I’ve been seeing a lot of blowhards on the internet complaining about the hashtag “Ottawa Strong”. These people are, for some inexplicable reason, absolutely incensed that the people of Ottawa would choose to represent their city by tweeting out basically the same motto Bostonians used in the wake of the Boston Marathon attack. And these people – aside from having apparently no real problems of their own other than having way too much time on their hands – are missing the point.
People are tweeting “Ottawa strong” because Ottawa IS strong. And we stand in solidarity with our neighbours to the south. We have good neighbours. This isn’t really the time to be niggly about our how we differentiate ourselves as Canucks. That’s a good topic, but for another day.
People are also complaining about patriotism. I guess they feel it’s a bit mindless. But there’s a place for patriotism. It got us through two incredibly awful World Wars. That’s why The Response stands in the heart of downtown Ottawa (and so near our Parliament) in the first place.
People are ALSO complaining that our “warmonger” Prime Minister got us “into” this. Well, to be honest, I’ve never really liked Stephen Harper very much, but I don’t feel he’s to blame for committing us to combatting ISIS alongside our American cousins. That absolutely needs to be done. And – as for Mr. Harper – I may not have voted for him, but I certainly don’t want to see him shot. That would be very un-Canadian. If we want to, we will vote him out. And – for now – he may be the best man on a list of fairly mediocre choices.

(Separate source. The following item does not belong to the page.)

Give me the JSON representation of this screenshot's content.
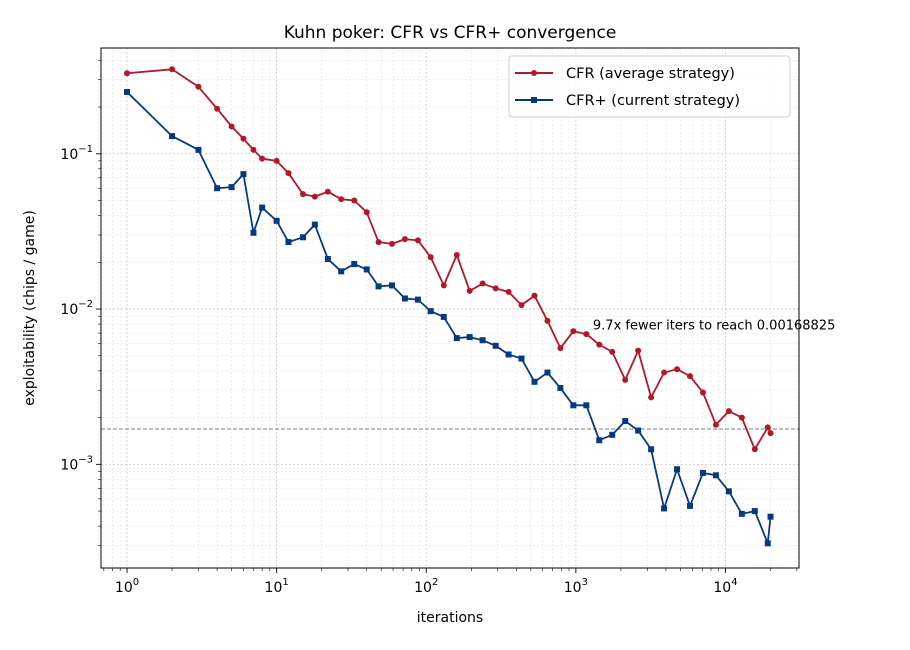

The LAST point I want to address is the anti-Muslim backlash that’s so certain to come from a certain, ignorant sector of our population. But it’s easy to see how Canadians really feel about this issue. Just ask the people in Cold Lake, Alberta, who showed up last week en-mass to clean and repair their vandalised local mosque. Vandals – how can you call yourselves Canadian when you don’t even get what’s so great about this country in the first place? Where were you when CBC was running Little Mosque on the Prairie?
What terrorists don’t seem to ever get straight is that – the more you try to intimidate and bully us – the more it gets our back up. Canadians will just get mad. And it is our firm belief that – in the long run – our way of doing things will carry the day.
Why? Because Muslims are welcome here. They can live in this great country, with its civil society and free health care, and their daughters can go to school. Let’s not forget that Canada had planned to honour Nobel Peace Prize winner Malala Yousafzai with Canadian citizenship that very day. Mr. Extremist would like Muslims to forget that Canada is on their side. On the other hand, Mr. Extremist would ALSO to make his point so loudly that the message of Malala is drowned out and we Canadians forget that there are good Muslims out there. There are loads of good Muslims out there.
Cold Lake proves Zehaf-Bibeau was wrong. You can’t win, Mr. Terrorist. You will just piss us all off. We will gain up on you, as Canadians of every stripe. We will repaint our mosque and then grab some Timmies. Together.
Because Ottawa is strong, and Canadians are, and will remain, strong and free. Our next-door neighbours don’t own AK47’s (okay, that’s one possible difference between us and the Yanks). We still believe in helping each other. We believe in having a parliament Canadians are free to walk into, and – if you walk in with a rifle – some little old lady with a hockey stick will beat the crap out of you when you stop to re-load. If Kevin Vickers doesn’t get you first.
And so, I am still Canadian, and proud of it.